There are five key components to the management of hydrocephalus:

(1) Diagnosis and evaluation of suspected cases of hydrocephalus. The standard test to evaluate a patient for the presence of hydrocephalus is either a CT scan or an MRI. Head ultrasounds can be employed in infants with open anterior fontanelles. Once the type of hydrocephalus is identified, the decision of whether or not to surgically treat it needs to be made.

(2) Recognition of acute shunt failure (or ETV failure) and prompt referral to a neurosurgeon for definitive treatment of the increased intracranial pressure. Causes for shunt malfunction include obstruction of the tubing by proteinaceous materials or choroid plexus, breakage or disconnection of the line, severe kinking, pullout of the shunt from its distal site, and valve malfunction. Evaluation in this setting includes CT or MRI to assess ventricular caliber for comparison with prior studies as well as a plain film shunt series to look for areas of breakage or kinking that may have caused the malfunction. It is also valuable to recognize situations where individuals are at increased risk for repeated shunt failures, such as the slit ventricle syndrome (22).

(3) Recognition of chronically “uncompensated” hydrocephalus requiring evaluation of the integrity of any in-place shunt system. These situations can be difficult to manage. Some neurosurgeons occasionally monitor intracranial intraventricular or intrathecal pressure (for cases of communicating hydrocephalus) in an intensive care unit in an attempt to predict whether shunting or shunt replacement is likely to alleviate any of the presenting problems.

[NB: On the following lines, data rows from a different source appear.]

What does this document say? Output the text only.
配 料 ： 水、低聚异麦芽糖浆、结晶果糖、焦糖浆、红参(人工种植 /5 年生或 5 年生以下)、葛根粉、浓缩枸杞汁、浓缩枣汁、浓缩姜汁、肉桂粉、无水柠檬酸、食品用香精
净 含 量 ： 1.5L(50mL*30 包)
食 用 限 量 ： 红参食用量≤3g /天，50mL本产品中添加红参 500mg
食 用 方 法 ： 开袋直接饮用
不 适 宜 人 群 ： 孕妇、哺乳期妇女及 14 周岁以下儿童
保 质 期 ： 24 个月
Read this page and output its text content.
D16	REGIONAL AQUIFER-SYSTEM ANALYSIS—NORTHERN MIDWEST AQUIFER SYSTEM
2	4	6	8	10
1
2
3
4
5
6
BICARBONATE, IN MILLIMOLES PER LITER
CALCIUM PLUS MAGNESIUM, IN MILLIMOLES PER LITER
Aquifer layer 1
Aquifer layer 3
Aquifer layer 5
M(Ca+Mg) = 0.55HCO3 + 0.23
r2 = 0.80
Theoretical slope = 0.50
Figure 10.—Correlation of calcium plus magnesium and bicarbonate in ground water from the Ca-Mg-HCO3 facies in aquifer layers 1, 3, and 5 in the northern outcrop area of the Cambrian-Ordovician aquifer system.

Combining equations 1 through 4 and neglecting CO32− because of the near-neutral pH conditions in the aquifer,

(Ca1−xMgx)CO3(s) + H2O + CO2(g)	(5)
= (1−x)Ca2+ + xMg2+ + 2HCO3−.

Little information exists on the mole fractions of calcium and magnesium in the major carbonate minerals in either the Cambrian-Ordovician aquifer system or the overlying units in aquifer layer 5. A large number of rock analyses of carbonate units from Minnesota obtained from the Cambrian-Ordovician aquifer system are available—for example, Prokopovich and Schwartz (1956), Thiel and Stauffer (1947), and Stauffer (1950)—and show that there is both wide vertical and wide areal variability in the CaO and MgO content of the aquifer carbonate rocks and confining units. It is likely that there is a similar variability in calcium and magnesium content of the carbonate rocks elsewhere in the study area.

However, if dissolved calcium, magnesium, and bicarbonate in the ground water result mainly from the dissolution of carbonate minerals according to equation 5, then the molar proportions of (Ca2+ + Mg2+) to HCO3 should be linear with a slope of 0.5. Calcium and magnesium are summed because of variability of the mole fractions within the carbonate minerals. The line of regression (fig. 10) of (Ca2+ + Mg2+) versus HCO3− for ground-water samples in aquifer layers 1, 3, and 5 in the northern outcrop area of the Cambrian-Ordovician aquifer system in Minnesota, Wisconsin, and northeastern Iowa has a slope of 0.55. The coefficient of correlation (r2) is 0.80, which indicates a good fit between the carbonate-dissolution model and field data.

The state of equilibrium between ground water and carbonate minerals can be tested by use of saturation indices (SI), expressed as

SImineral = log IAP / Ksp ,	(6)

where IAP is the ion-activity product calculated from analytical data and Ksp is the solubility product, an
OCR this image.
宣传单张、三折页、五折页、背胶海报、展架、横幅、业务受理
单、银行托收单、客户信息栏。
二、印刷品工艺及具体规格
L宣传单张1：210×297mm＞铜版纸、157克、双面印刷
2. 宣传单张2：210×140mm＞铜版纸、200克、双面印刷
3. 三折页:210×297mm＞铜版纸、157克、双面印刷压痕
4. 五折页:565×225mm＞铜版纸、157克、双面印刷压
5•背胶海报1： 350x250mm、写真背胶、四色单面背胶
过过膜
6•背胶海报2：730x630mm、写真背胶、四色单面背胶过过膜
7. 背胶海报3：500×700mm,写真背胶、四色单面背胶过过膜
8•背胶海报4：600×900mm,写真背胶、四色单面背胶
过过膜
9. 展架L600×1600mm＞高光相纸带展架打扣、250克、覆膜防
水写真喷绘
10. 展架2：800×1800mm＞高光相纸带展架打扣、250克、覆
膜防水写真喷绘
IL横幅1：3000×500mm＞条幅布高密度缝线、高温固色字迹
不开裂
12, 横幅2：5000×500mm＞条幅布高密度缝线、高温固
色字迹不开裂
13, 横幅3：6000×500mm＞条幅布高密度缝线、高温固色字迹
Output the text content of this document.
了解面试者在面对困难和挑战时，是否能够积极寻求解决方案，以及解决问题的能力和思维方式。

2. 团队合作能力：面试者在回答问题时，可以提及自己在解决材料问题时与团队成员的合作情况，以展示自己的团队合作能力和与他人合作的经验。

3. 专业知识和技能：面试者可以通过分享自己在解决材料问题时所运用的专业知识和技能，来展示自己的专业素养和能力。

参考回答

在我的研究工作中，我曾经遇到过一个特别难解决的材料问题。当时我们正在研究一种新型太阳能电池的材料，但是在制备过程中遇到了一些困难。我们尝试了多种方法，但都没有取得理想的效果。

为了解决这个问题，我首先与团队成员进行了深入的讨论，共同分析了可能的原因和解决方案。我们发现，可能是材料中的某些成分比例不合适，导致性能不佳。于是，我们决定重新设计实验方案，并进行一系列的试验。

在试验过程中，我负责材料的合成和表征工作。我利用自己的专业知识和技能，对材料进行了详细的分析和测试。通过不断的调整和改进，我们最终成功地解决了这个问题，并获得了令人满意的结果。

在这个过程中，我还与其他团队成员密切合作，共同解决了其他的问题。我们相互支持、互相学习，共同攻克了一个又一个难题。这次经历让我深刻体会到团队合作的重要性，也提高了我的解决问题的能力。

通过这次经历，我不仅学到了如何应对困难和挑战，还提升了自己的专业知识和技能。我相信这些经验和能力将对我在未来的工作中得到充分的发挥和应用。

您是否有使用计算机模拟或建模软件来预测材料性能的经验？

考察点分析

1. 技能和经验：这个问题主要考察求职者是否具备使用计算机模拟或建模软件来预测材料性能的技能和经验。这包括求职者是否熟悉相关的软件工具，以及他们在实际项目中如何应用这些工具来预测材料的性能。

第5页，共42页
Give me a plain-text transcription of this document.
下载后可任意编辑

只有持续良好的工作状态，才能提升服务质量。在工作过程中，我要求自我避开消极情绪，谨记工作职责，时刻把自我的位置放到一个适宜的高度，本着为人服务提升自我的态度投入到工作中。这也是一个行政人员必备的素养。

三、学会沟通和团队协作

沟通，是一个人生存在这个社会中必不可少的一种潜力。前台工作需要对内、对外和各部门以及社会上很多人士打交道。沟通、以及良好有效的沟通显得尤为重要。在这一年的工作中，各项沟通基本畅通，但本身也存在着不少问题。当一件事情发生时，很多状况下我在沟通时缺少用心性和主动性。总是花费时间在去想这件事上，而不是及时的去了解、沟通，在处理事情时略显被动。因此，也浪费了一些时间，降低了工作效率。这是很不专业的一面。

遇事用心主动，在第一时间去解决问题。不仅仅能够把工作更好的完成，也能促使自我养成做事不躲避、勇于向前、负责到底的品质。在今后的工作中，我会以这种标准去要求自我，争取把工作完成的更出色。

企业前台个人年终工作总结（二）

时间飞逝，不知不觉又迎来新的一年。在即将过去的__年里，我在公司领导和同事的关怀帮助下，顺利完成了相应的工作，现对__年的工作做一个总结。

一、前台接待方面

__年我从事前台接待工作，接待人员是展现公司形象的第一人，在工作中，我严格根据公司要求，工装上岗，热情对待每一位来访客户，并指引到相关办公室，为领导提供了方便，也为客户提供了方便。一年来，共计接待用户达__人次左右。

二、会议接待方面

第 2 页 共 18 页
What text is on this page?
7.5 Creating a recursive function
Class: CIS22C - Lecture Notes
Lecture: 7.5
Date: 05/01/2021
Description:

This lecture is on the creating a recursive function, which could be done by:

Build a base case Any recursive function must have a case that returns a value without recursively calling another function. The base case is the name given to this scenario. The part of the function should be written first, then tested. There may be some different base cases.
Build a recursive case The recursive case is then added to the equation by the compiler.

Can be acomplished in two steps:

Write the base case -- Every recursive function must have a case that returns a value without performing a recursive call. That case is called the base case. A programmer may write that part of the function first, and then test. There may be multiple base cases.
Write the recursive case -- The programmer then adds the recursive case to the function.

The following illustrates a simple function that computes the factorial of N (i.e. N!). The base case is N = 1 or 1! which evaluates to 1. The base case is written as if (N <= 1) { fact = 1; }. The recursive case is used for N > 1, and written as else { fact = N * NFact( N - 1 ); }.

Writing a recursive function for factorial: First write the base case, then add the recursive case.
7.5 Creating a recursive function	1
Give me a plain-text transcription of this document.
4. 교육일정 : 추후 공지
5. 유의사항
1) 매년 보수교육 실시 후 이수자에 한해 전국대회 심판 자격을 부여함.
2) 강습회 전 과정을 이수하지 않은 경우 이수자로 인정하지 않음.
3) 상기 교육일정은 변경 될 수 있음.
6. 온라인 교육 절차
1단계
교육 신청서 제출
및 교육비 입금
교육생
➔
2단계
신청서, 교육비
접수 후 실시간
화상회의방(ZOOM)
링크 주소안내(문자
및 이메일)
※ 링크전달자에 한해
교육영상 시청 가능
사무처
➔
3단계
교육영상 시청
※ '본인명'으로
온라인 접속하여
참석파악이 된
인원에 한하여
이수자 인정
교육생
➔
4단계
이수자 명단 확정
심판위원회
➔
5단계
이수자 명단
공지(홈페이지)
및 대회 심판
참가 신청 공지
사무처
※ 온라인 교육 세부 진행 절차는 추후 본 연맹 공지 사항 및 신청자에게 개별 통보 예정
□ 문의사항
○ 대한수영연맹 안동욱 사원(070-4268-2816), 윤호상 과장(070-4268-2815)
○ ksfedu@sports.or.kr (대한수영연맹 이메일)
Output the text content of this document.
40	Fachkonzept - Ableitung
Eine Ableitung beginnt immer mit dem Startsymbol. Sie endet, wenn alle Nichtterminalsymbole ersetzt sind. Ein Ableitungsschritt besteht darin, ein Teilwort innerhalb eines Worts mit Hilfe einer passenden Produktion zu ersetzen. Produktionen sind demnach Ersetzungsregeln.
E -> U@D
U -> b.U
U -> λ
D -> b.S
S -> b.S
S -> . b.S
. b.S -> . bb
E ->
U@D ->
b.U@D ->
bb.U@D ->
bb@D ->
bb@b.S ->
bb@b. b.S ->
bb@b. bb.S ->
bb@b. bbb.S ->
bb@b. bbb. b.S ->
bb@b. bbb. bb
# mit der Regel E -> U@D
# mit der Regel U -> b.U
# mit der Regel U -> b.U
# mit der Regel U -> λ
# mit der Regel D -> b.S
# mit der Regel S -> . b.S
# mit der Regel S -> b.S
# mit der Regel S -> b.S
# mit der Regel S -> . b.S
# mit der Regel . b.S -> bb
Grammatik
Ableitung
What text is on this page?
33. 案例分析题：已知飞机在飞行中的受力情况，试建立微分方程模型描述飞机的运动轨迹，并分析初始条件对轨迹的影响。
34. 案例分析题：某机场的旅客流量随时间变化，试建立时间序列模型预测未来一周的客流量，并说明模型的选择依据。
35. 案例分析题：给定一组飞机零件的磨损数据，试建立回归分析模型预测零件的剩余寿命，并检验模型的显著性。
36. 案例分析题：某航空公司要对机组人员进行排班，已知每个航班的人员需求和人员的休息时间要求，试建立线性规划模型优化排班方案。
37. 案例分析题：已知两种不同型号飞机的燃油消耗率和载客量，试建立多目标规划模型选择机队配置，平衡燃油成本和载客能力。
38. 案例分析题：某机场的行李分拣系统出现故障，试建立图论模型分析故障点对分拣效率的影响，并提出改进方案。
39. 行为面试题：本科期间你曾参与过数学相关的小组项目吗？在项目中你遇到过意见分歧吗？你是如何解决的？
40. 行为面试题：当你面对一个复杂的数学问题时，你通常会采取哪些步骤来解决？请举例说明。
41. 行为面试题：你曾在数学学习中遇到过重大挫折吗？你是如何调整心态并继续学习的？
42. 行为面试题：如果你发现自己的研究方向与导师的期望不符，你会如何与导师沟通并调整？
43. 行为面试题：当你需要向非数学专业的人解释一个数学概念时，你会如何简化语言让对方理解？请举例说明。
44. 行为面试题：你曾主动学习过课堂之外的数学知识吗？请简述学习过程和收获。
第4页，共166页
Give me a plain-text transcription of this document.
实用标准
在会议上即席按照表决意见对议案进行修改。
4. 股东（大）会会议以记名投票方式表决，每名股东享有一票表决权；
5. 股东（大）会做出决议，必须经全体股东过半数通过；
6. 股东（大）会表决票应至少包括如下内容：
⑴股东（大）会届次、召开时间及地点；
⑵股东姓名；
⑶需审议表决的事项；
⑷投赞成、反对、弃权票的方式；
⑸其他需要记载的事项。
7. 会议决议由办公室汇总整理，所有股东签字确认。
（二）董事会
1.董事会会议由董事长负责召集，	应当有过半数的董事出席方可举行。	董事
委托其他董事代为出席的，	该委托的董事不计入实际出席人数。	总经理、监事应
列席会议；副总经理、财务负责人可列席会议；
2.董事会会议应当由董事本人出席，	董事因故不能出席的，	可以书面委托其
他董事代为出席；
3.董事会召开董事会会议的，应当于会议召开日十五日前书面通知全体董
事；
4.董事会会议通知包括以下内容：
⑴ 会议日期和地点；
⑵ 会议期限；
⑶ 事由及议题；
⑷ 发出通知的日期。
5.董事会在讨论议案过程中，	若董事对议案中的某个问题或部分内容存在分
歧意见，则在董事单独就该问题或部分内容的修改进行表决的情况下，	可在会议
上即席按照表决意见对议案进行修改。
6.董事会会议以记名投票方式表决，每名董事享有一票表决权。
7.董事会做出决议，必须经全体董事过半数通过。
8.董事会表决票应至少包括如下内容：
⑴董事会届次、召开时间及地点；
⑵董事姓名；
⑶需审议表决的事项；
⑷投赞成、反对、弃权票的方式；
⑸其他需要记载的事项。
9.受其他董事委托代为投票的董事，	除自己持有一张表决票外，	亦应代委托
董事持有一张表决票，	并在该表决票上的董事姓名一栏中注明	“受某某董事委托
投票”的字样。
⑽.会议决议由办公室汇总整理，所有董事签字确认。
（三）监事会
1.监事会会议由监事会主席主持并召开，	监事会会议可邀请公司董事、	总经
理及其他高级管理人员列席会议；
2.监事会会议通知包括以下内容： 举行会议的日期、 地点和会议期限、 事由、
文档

Sometimes ventricular size remains stable in these cases. Ventricles can be statically enlarged or slit. Although there is no clear set of neuropsychological tests that can predict with sensitivity and specificity which children are indeed suffering from increased intracranial pressure, at least some authors suggest that serial ordering behavior may be affected by hydrocephalus status. Such tests as verbal fluency and word retrieval as well as such complex timed motor tasks as the WISC-R Picture Arrangement may be particularly useful (42).

(4) Awareness of the seriousness of shunt infections and how to evaluate and treat them. This requires the standard workup for shunt malfunction but may also include tapping the shunt or surgical revision. Shunt infection rates are high, typically in the 5% to 10% range, but they become extremely rare by 6 months or more after the most recent shunt procedure or shunt access.

(5) Reinforcement to individuals with shunts and their families of the life-threatening nature of shunt problems and the need to take all symptoms and signs of potential shunt failure or infection seriously. A review of the 50-year history of CSF shunt usage discusses their successes and complications (06).

Special considerations

Pregnancy

Reports on pregnancy in women with cerebrospinal shunts did not identify any consistent problems (32; 04).

Anesthesia

Anesthetic considerations in selecting agents with hydrocephalic patients include the possibility of increased intracranial pressure, aspiration risk with rapid induction, and the benefit of modest hyperventilation until the intracranial pressure is normalized (10).